Kathee Kiesselbach: Niles artist gives botanicals the right touch

Published 8:00 am Wednesday, January 9, 2013

Sandy Williams, who hales from a long line of gardeners, finds inspiration for her work from her own garden.

“I only drew horses in grade school, but was singled out as the best artist in the class,” she told me about her early artwork.

Williams, who moved to Southwestern Michigan as a toddler with her family has stayed in Niles, living on the old family homestead where her grandparents once lived on 15 acres. Her studio is in the house and it is there that she works. Her grandmother, Olive Williams, was well known as a local herb lady who gave talks at Fernwood Botanical Garden and Nature Preserve.

Williams attended Western Michigan University and studied art history, later taking art classes at Southwestern Michigan College. She attended Indiana University South Bend thinking she wanted to teach art but decided to study fine art under painter and local legend Harold Zisla, who introduced her to opaque watercolor paint, called gouache. Because it was not possible to master gouache in one class, she mastered that skill on her own. She joined the Guild of Natural Science Illustrators to learn how to enter shows and competitions and read their newsletters and other publications.
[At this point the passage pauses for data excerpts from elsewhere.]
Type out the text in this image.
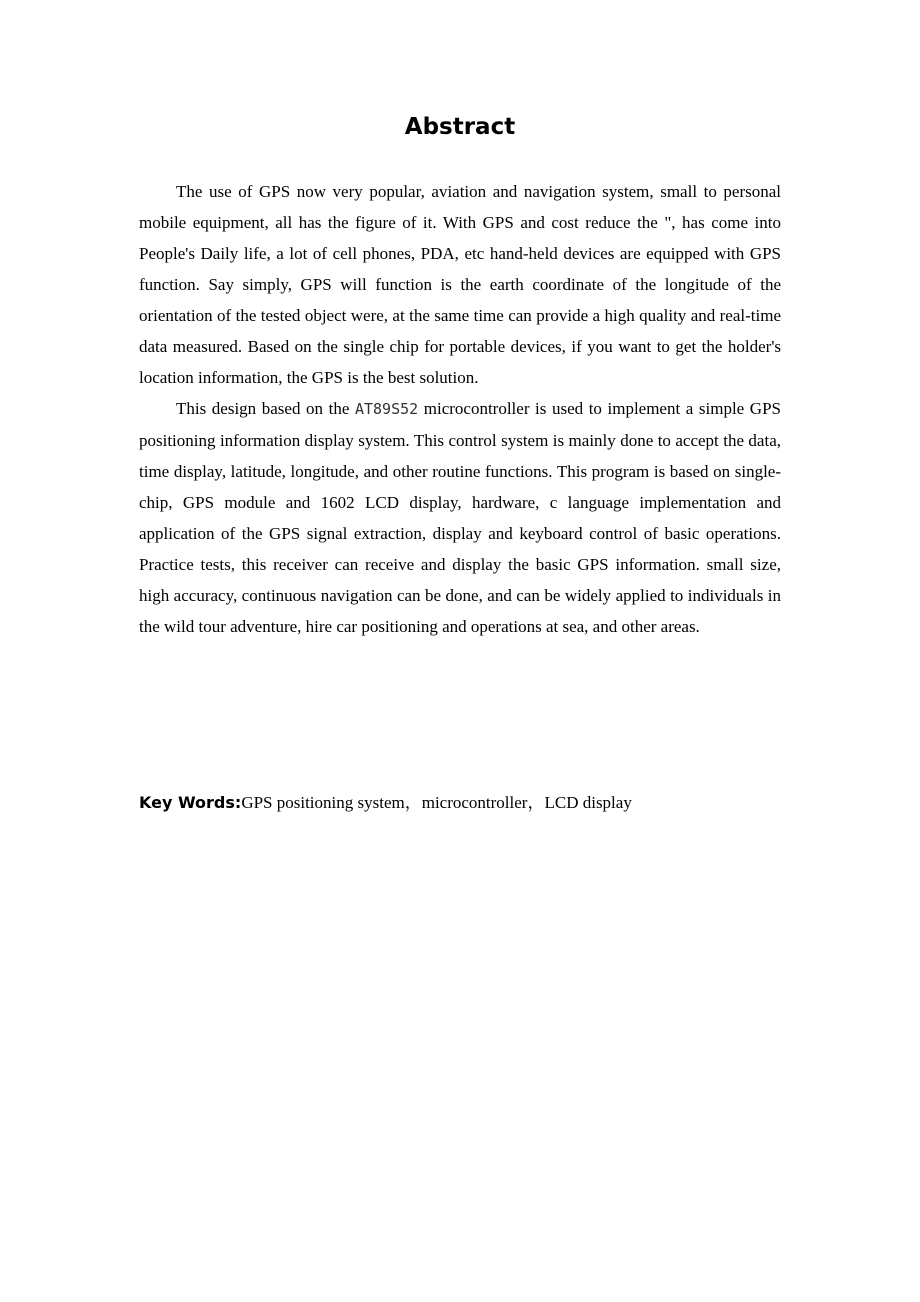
Abstract

The use of GPS now very popular, aviation and navigation system, small to personal mobile equipment, all has the figure of it. With GPS and cost reduce the ", has come into People's Daily life, a lot of cell phones, PDA, etc hand-held devices are equipped with GPS function. Say simply, GPS will function is the earth coordinate of the longitude of the orientation of the tested object were, at the same time can provide a high quality and real-time data measured. Based on the single chip for portable devices, if you want to get the holder's location information, the GPS is the best solution.

This design based on the AT89S52 microcontroller is used to implement a simple GPS positioning information display system. This control system is mainly done to accept the data, time display, latitude, longitude, and other routine functions. This program is based on single-chip, GPS module and 1602 LCD display, hardware, c language implementation and application of the GPS signal extraction, display and keyboard control of basic operations. Practice tests, this receiver can receive and display the basic GPS information. small size, high accuracy, continuous navigation can be done, and can be widely applied to individuals in the wild tour adventure, hire car positioning and operations at sea, and other areas.

Key Words:GPS positioning system，microcontroller，LCD display
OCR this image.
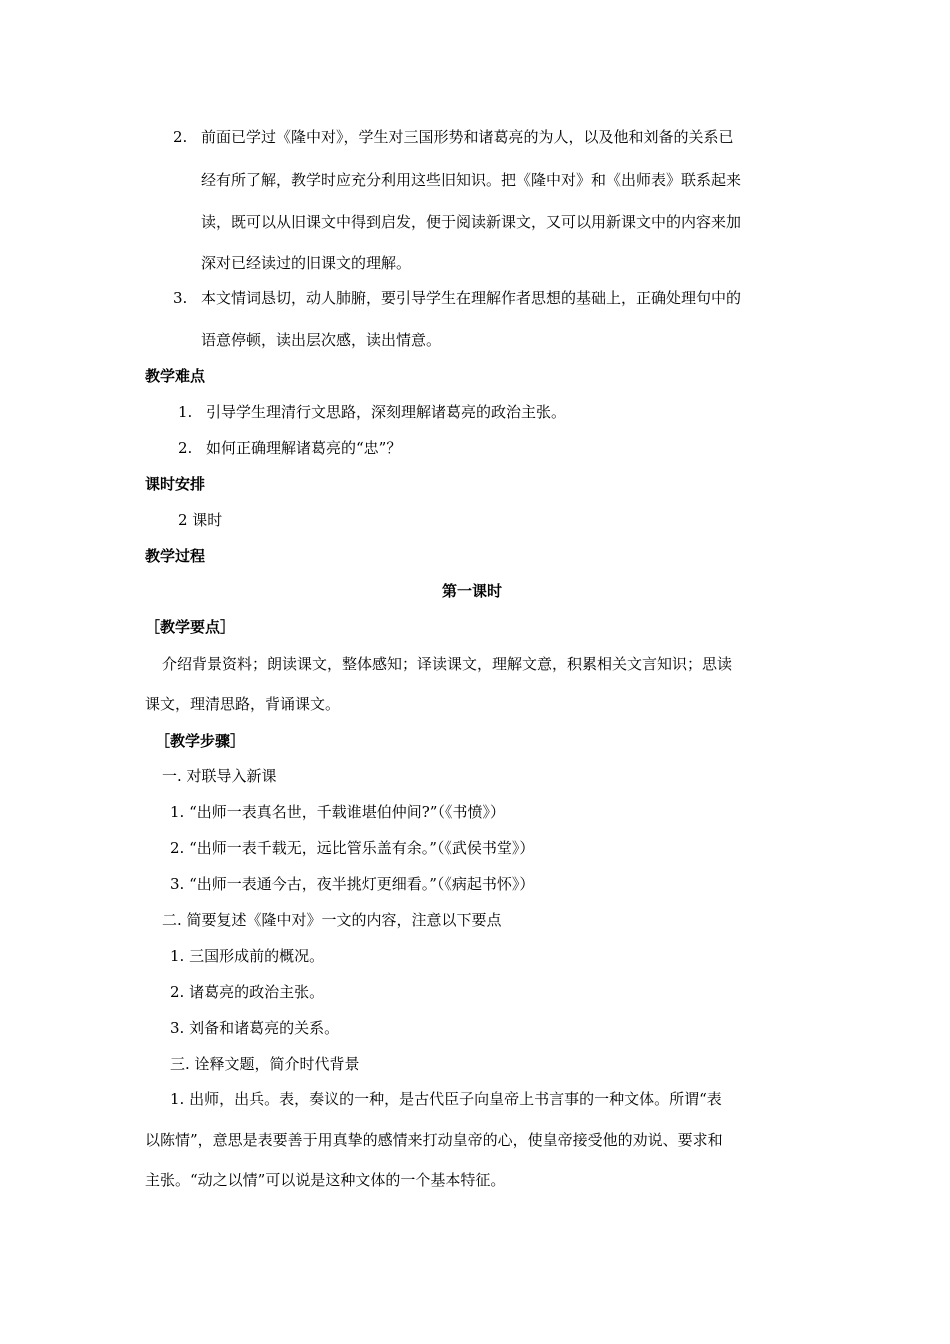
2. 前面已学过《隆中对》，学生对三国形势和诸葛亮的为人，以及他和刘备的关系已
经有所了解，教学时应充分利用这些旧知识。把《隆中对》和《出师表》联系起来
读，既可以从旧课文中得到启发，便于阅读新课文，又可以用新课文中的内容来加
深对已经读过的旧课文的理解。
3. 本文情词恳切，动人肺腑，要引导学生在理解作者思想的基础上，正确处理句中的
语意停顿，读出层次感，读出情意。
教学难点
1. 引导学生理清行文思路，深刻理解诸葛亮的政治主张。
2. 如何正确理解诸葛亮的“忠”？
课时安排
2 课时
教学过程
第一课时
［教学要点］
介绍背景资料；朗读课文，整体感知；译读课文，理解文意，积累相关文言知识；思读
课文，理清思路，背诵课文。
［教学步骤］
一. 对联导入新课
1. “出师一表真名世，千载谁堪伯仲间?”（《书愤》）
2. “出师一表千载无，远比管乐盖有余。”（《武侯书堂》）
3. “出师一表通今古，夜半挑灯更细看。”（《病起书怀》）
二. 简要复述《隆中对》一文的内容，注意以下要点
1. 三国形成前的概况。
2. 诸葛亮的政治主张。
3. 刘备和诸葛亮的关系。
三. 诠释文题，简介时代背景
1. 出师，出兵。表，奏议的一种，是古代臣子向皇帝上书言事的一种文体。所谓“表
以陈情”，意思是表要善于用真挚的感情来打动皇帝的心，使皇帝接受他的劝说、要求和
主张。“动之以情”可以说是这种文体的一个基本特征。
Williams worked part time through her 20s while she worked on her art. Asked if it was tough to stick with it without feeling isolated, she told me, “I had my mother and grandmother for inspiration.”

Williams’ favorite things to paint are birds, always drawn from photographs. She also does botanicals, and total ecosystem scenes, like everything you would see in June or October or a slice of one spring day condensed into a very small area, or particular locations such as wetlands or mountains. She came up with the idea to do ecosystem scenes in 2000 when she was trying to think of something special for the millennium.
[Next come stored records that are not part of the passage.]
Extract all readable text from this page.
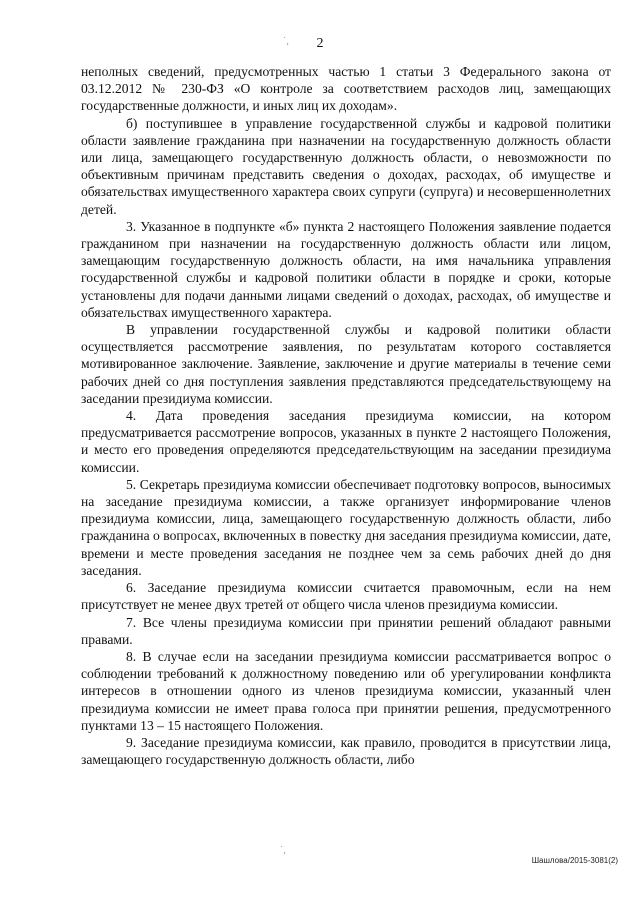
˙,	2

неполных сведений, предусмотренных частью 1 статьи 3 Федерального закона от 03.12.2012 № 230-ФЗ «О контроле за соответствием расходов лиц, замещающих государственные должности, и иных лиц их доходам».

б) поступившее в управление государственной службы и кадровой политики области заявление гражданина при назначении на государственную должность области или лица, замещающего государственную должность области, о невозможности по объективным причинам представить сведения о доходах, расходах, об имуществе и обязательствах имущественного характера своих супруги (супруга) и несовершеннолетних детей.

3. Указанное в подпункте «б» пункта 2 настоящего Положения заявление подается гражданином при назначении на государственную должность области или лицом, замещающим государственную должность области, на имя начальника управления государственной службы и кадровой политики области в порядке и сроки, которые установлены для подачи данными лицами сведений о доходах, расходах, об имуществе и обязательствах имущественного характера.

В управлении государственной службы и кадровой политики области осуществляется рассмотрение заявления, по результатам которого составляется мотивированное заключение. Заявление, заключение и другие материалы в течение семи рабочих дней со дня поступления заявления представляются председательствующему на заседании президиума комиссии.

4. Дата проведения заседания президиума комиссии, на котором предусматривается рассмотрение вопросов, указанных в пункте 2 настоящего Положения, и место его проведения определяются председательствующим на заседании президиума комиссии.

5. Секретарь президиума комиссии обеспечивает подготовку вопросов, выносимых на заседание президиума комиссии, а также организует информирование членов президиума комиссии, лица, замещающего государственную должность области, либо гражданина о вопросах, включенных в повестку дня заседания президиума комиссии, дате, времени и месте проведения заседания не позднее чем за семь рабочих дней до дня заседания.

6. Заседание президиума комиссии считается правомочным, если на нем присутствует не менее двух третей от общего числа членов президиума комиссии.

7. Все члены президиума комиссии при принятии решений обладают равными правами.

8. В случае если на заседании президиума комиссии рассматривается вопрос о соблюдении требований к должностному поведению или об урегулировании конфликта интересов в отношении одного из членов президиума комиссии, указанный член президиума комиссии не имеет права голоса при принятии решения, предусмотренного пунктами 13 – 15 настоящего Положения.

9. Заседание президиума комиссии, как правило, проводится в присутствии лица, замещающего государственную должность области, либо

˙,
Шашлова/2015-3081(2)
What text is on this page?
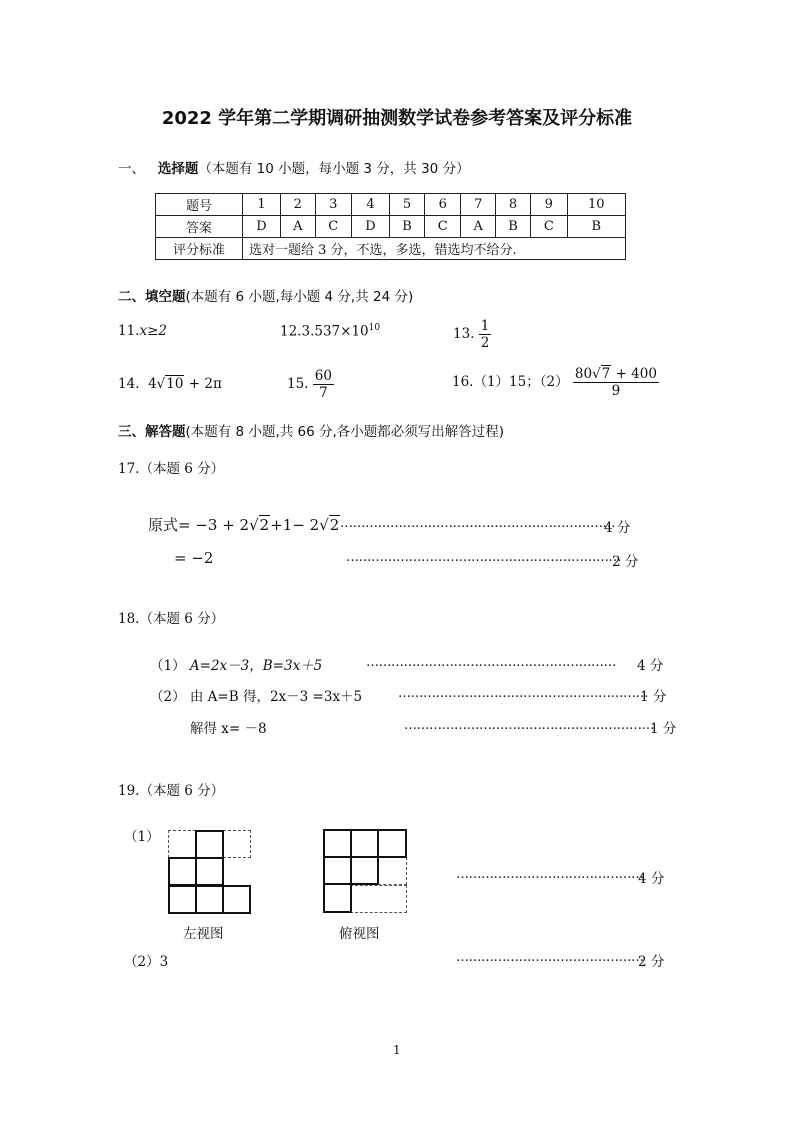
2022 学年第二学期调研抽测数学试卷参考答案及评分标准
一、 选择题（本题有 10 小题，每小题 3 分，共 30 分）
题号	1	2	3	4	5	6	7	8	9	10
答案	D	A	C	D	B	C	A	B	C	B
评分标准	选对一题给 3 分，不选，多选，错选均不给分.									
二、填空题(本题有 6 小题,每小题 4 分,共 24 分)
11.x≥2	$12.3.537\times 10^{10}$	13. $\frac{1}{2}$
14. 4√10 + 2π	15. $\frac{60}{7}$	16.（1）15；$(2) \frac{80√7 + 400}{9}$
三、解答题(本题有 8 小题,共 66 分,各小题都必须写出解答过程)
17.（本题 6 分）
原式= −3 + 2√2+1− 2√2 …………………………………………………………
4 分
= −2	…………………………………………………………
2 分
18.（本题 6 分）
（1） A=2x－3，B=3x＋5	…………………………………………………… 4 分
（2） 由 A=B 得，2x－3 =3x＋5	……………………………………………………
1 分
解得 x= －8	……………………………………………………
1 分
19.（本题 6 分）
（1）
左视图	俯视图
………………………………………
4 分
（2）3	………………………………………
2 分
1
She came up with spring, summer, fall and winter. Painted on a 22-by-29-inch full sheet of Arches watercolor paper, “Spring Woodland, “complete with ferns, is one of the pieces in a coming exhibit at Fernwood. Williams has done a wildflower series, showing thistle, blood root, May apple, golden rod and Queen Ann’s lace,  all common in the Michiana area.

With a portfolio of hundreds of greeting cards, Williams has signed with Looking Good Licensing in Vermont, which handles marketing of cards, puzzles, printed tins and other products on which her artwork will appear. She has sold designs to companies such as Yankee Candle.

“I advise students I teach,” Williams told me, “to think thousands of years into the future when many plants we see every day are extinct. These illustrations may be the only visual images left. So students should illustrate the plant at different angles, and at different times of the year.”

Williams does not work from photos here, as she likes to get the best angles and light by using live specimens under a combination lamp to her left because she is right handed. She uses hot press Arches, a French watercolor paper and Windsor Newton gouache. She does a sketchy drawing, and then starts painting with gouache. She does the lower layers with a thin wash, and then adds layers, using thicker paint as she goes.

“The paint becomes a creamy layer and that’s when I know it’s the right consistency to give it the three-dimensionality I want; that realism,” said Williams, explaining   some visitors to her studio have tried to pick up a plant off a flat piece of paper because they thought it was real. She uses teensy, tiny 18 zero, 20 zero brushes; more than a few hairs, but really small. She uses a tiny bit of water, the point being to get a creamy consistency. On some of the uppermost layers, she may use nearly a dry brush technique.

“I’d like to further develop my ecosystem series, by doing the western mountains and plains, with buffalo and prairie dogs, and to continue doing botanicals.”

She will continue teaching and exhibiting her work as well.